Designer shops line the path up to the top, cut into the rugged cliff side. Needless to say, it is not cheap in Capri. Being Brits, we sought out a cafe for shade and a cup of tea, at a cost of 15 euros (not far off fifteen pounds) for two cups of tea and a bottle of water. I watched valets haul luggage from arriving guests to a 5-star hotel and for a moment, imagined myself swanning around in one of their finest rooms wearing a silky evening gown…

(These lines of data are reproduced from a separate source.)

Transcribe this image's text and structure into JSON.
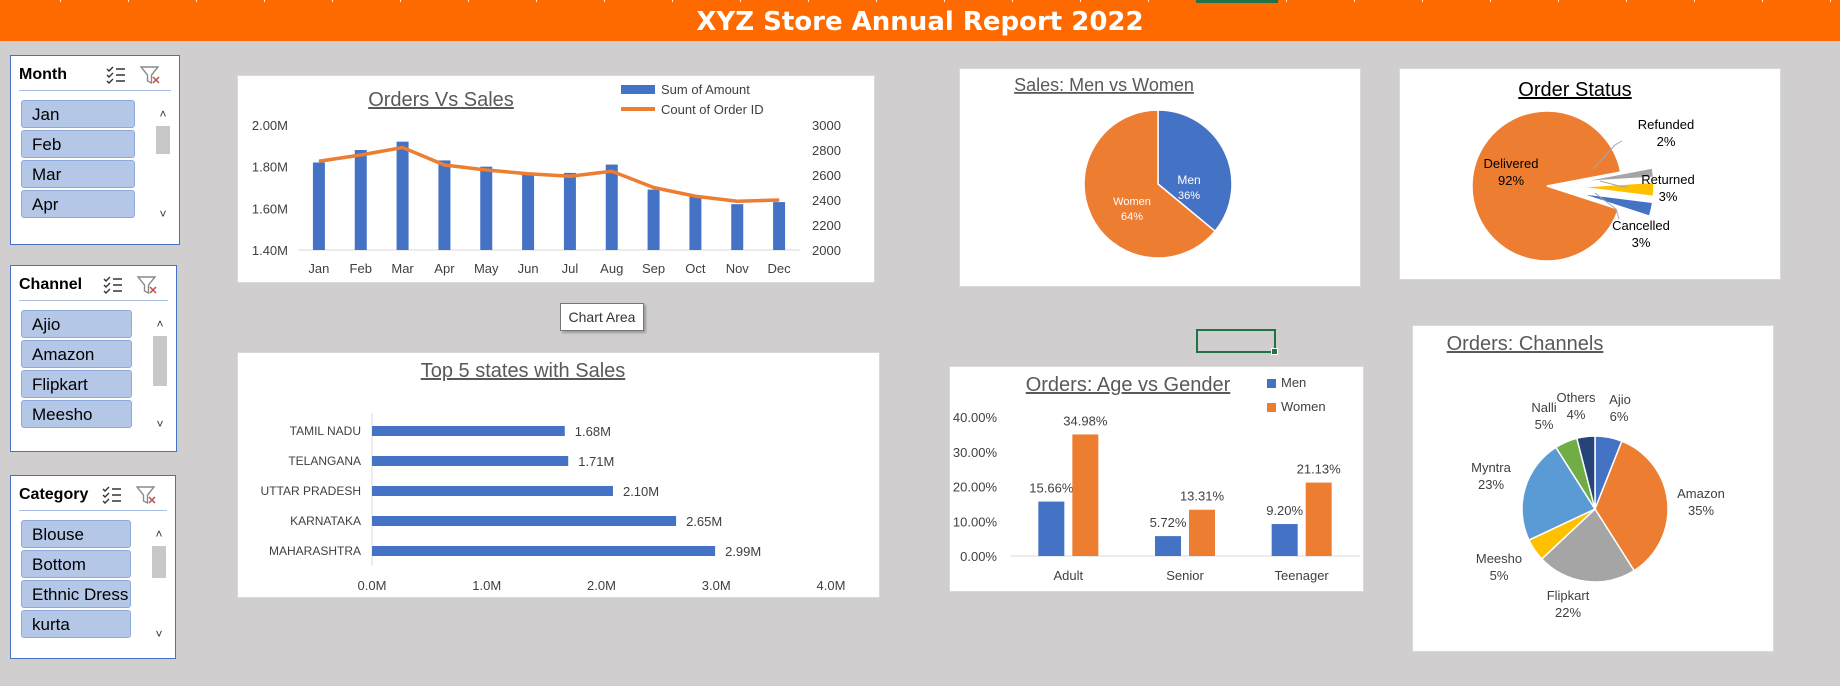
{
  "title": "XYZ Store Annual Report 2022",
  "colors": {
    "banner": "#ff6a00",
    "blue": "#4472c4",
    "orange": "#ed7d31",
    "gray": "#a5a5a5",
    "yellow": "#ffc000",
    "lightblue": "#5b9bd5",
    "green": "#70ad47",
    "navy": "#264478",
    "sheet_bg": "#d0cece"
  },
  "slicers": [
    {
      "title": "Month",
      "items": [
        "Jan",
        "Feb",
        "Mar",
        "Apr"
      ],
      "icons": [
        "multi-select-icon",
        "clear-filter-icon"
      ]
    },
    {
      "title": "Channel",
      "items": [
        "Ajio",
        "Amazon",
        "Flipkart",
        "Meesho"
      ],
      "icons": [
        "multi-select-icon",
        "clear-filter-icon"
      ]
    },
    {
      "title": "Category",
      "items": [
        "Blouse",
        "Bottom",
        "Ethnic Dress",
        "kurta"
      ],
      "icons": [
        "multi-select-icon",
        "clear-filter-icon"
      ]
    }
  ],
  "tooltip": "Chart Area",
  "chart_data": [
    {
      "type": "bar",
      "title": "Orders Vs Sales",
      "categories": [
        "Jan",
        "Feb",
        "Mar",
        "Apr",
        "May",
        "Jun",
        "Jul",
        "Aug",
        "Sep",
        "Oct",
        "Nov",
        "Dec"
      ],
      "series": [
        {
          "name": "Sum of Amount",
          "type": "bar",
          "axis": "primary",
          "values": [
            1.82,
            1.88,
            1.92,
            1.83,
            1.8,
            1.76,
            1.77,
            1.81,
            1.69,
            1.66,
            1.62,
            1.63
          ]
        },
        {
          "name": "Count of Order ID",
          "type": "line",
          "axis": "secondary",
          "values": [
            2710,
            2760,
            2820,
            2680,
            2640,
            2610,
            2590,
            2630,
            2500,
            2430,
            2390,
            2400
          ]
        }
      ],
      "ylim": [
        1.4,
        2.0
      ],
      "y_ticks": [
        "1.40M",
        "1.60M",
        "1.80M",
        "2.00M"
      ],
      "y2lim": [
        2000,
        3000
      ],
      "y2_ticks": [
        "2000",
        "2200",
        "2400",
        "2600",
        "2800",
        "3000"
      ],
      "legend": "top-right"
    },
    {
      "type": "pie",
      "title": "Sales: Men vs Women",
      "categories": [
        "Men",
        "Women"
      ],
      "values": [
        36,
        64
      ],
      "labels": [
        "36%",
        "64%"
      ]
    },
    {
      "type": "pie",
      "title": "Order Status",
      "categories": [
        "Delivered",
        "Refunded",
        "Returned",
        "Cancelled"
      ],
      "values": [
        92,
        2,
        3,
        3
      ],
      "labels": [
        "92%",
        "2%",
        "3%",
        "3%"
      ]
    },
    {
      "type": "bar",
      "orientation": "horizontal",
      "title": "Top 5 states with Sales",
      "categories": [
        "TAMIL NADU",
        "TELANGANA",
        "UTTAR PRADESH",
        "KARNATAKA",
        "MAHARASHTRA"
      ],
      "values": [
        1.68,
        1.71,
        2.1,
        2.65,
        2.99
      ],
      "labels": [
        "1.68M",
        "1.71M",
        "2.10M",
        "2.65M",
        "2.99M"
      ],
      "xlim": [
        0,
        4
      ],
      "x_ticks": [
        "0.0M",
        "1.0M",
        "2.0M",
        "3.0M",
        "4.0M"
      ]
    },
    {
      "type": "bar",
      "title": "Orders: Age vs Gender",
      "categories": [
        "Adult",
        "Senior",
        "Teenager"
      ],
      "series": [
        {
          "name": "Men",
          "values": [
            15.66,
            5.72,
            9.2
          ],
          "labels": [
            "15.66%",
            "5.72%",
            "9.20%"
          ]
        },
        {
          "name": "Women",
          "values": [
            34.98,
            13.31,
            21.13
          ],
          "labels": [
            "34.98%",
            "13.31%",
            "21.13%"
          ]
        }
      ],
      "ylim": [
        0,
        40
      ],
      "y_ticks": [
        "0.00%",
        "10.00%",
        "20.00%",
        "30.00%",
        "40.00%"
      ],
      "legend": "top-right"
    },
    {
      "type": "pie",
      "title": "Orders: Channels",
      "categories": [
        "Ajio",
        "Amazon",
        "Flipkart",
        "Meesho",
        "Myntra",
        "Nalli",
        "Others"
      ],
      "values": [
        6,
        35,
        22,
        5,
        23,
        5,
        4
      ],
      "labels": [
        "6%",
        "35%",
        "22%",
        "5%",
        "23%",
        "5%",
        "4%"
      ]
    }
  ]
}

The prize also gave us a meal at a 5 star restaurant. Perched high on a cliff side above a cove filled with millionaire yachts, we wined and dined in a setting so luxurious that I didn’t dare take any photos. Frankly, I was grateful to have survived the taxi ride there, a thirty minute drive hurtling us further along the Amalfi coastal road with a 70’s Al Pacino lookalike at the wheel, down to the pin stripe suit and gold medallion.
He chatted in Italian all the way, except for the repeated mention of Chaka Chan while fiddling with the radio, as he couldn’t get a good signal. And then, for no apparant reason, he stopped the car. He got out to check something in the back, leaving me and hubby in the back seat to wonder what he was looking for. His Chaka Chan CD? His lunch? A body? Worse? Maybe I’ve watched The Sopranos too many times, but although the sea sparkled far below us, I hoped we weren’t about to swim with the fishes.
The ride back later on had him stopping on the way to introduce us to various restaurant owners. And wouldn’t you know it, his radio got a signal, only to play the theme song from ‘The Godfather’.
The drive back to Naples airport one week later, took us far away from Amalfi Drive and past Mount Vesuvius, a still active volcano to this day. Hopefully it won’t erupt again any time soon.
A holiday to remember for all its twists and turns, and what a prize. Thank you, Classic FM!
As for Capri, did it live up to my dream? If I were rich, maybe. If we had gone out of season without the throng of people and not so incredibly hot and humid, more likely. But, although I am thrilled to have visited, I think, perhaps, of other places where I would rather slink around in an evening gown. Funny how we change.